Texsong Soprano returned to the winner’s circle on Wednesday August 17 in the third round of the Indiana Sires Stakes. Shooting the six post in the 11th race of the night, a $67,500 split, John DeLong sat behind the favorite for the first time in competition. Waiting for their time in third through a first half of :58.4, the pair were out and challenged first in the corner, taking control in the stretch and winning by two lengths with a time of 1:56.3 . Yoder shared that he fielded calls from interested parties trying to buy Texsong Soprano.

“I had a few people try to buy it. I’m not saying I wouldn’t sell if the price is right. At this stage, I am not looking to sell. I’m just enjoying the experience,” he said.

Wednesday’s second split was won by Bourbon Courage, a You Know You Do half-brother to Hambletonian champion Captain Corey, who clocked the mile in 1:56. Trained by Erv Miller, the colt fetched $255,000 at last fall’s Hoosier Classic sale, making him the most expensive Indiana colt to be sold at public auction. Texsong Soprano and Bourbon Courage have yet to join the same division together. Yoder knows it’s inevitable and looks forward to the challenge.

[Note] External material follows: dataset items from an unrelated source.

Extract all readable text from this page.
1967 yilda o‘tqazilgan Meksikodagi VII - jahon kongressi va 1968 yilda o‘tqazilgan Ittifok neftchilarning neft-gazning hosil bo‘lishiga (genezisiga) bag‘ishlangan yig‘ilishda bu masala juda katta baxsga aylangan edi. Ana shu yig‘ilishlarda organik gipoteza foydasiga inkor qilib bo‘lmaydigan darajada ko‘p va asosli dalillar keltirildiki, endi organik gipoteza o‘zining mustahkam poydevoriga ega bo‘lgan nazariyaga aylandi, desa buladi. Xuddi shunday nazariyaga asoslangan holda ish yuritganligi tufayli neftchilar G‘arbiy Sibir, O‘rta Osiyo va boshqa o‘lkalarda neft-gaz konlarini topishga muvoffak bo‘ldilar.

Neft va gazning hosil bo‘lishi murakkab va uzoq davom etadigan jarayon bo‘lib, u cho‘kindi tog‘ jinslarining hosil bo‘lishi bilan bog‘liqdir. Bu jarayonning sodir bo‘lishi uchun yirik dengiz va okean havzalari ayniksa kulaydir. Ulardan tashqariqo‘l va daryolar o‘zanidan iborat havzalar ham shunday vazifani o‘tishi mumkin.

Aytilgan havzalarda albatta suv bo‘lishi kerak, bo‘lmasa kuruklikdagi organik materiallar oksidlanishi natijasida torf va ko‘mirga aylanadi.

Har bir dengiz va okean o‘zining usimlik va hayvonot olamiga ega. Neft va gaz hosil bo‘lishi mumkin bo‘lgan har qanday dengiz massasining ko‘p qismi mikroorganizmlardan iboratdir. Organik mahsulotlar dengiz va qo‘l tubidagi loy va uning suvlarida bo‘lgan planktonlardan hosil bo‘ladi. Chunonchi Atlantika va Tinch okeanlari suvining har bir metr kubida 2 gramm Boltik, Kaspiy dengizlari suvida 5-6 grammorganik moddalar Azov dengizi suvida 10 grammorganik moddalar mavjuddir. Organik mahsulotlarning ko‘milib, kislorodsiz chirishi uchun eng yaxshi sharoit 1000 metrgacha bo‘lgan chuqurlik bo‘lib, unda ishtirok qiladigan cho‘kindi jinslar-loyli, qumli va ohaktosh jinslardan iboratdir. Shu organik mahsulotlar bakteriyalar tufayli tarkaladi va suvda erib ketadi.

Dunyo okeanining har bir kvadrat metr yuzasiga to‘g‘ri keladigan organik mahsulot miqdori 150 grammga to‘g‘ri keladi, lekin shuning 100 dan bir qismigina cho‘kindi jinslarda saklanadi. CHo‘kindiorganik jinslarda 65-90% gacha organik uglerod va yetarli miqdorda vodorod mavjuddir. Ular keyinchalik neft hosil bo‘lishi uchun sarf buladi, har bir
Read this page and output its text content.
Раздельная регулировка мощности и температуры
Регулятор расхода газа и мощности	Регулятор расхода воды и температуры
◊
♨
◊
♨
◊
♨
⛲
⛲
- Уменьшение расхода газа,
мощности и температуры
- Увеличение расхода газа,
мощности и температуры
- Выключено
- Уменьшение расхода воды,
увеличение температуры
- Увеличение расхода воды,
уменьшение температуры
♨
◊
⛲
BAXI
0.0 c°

“Once they leave that ring, I don’t care if you pay $200,000 or $5,000, they’re all on the same level,” Yoder said. “It’s going to be fun racing against him. We haven’t met yet. John (DeLong) drives our horse now. I think he is the right fit for the horse. It will be interesting.

Joe Yoder was not looking for a yearling at Topeka last September. Nevertheless, by fate or just luck, he found a trotter who is becoming something really special.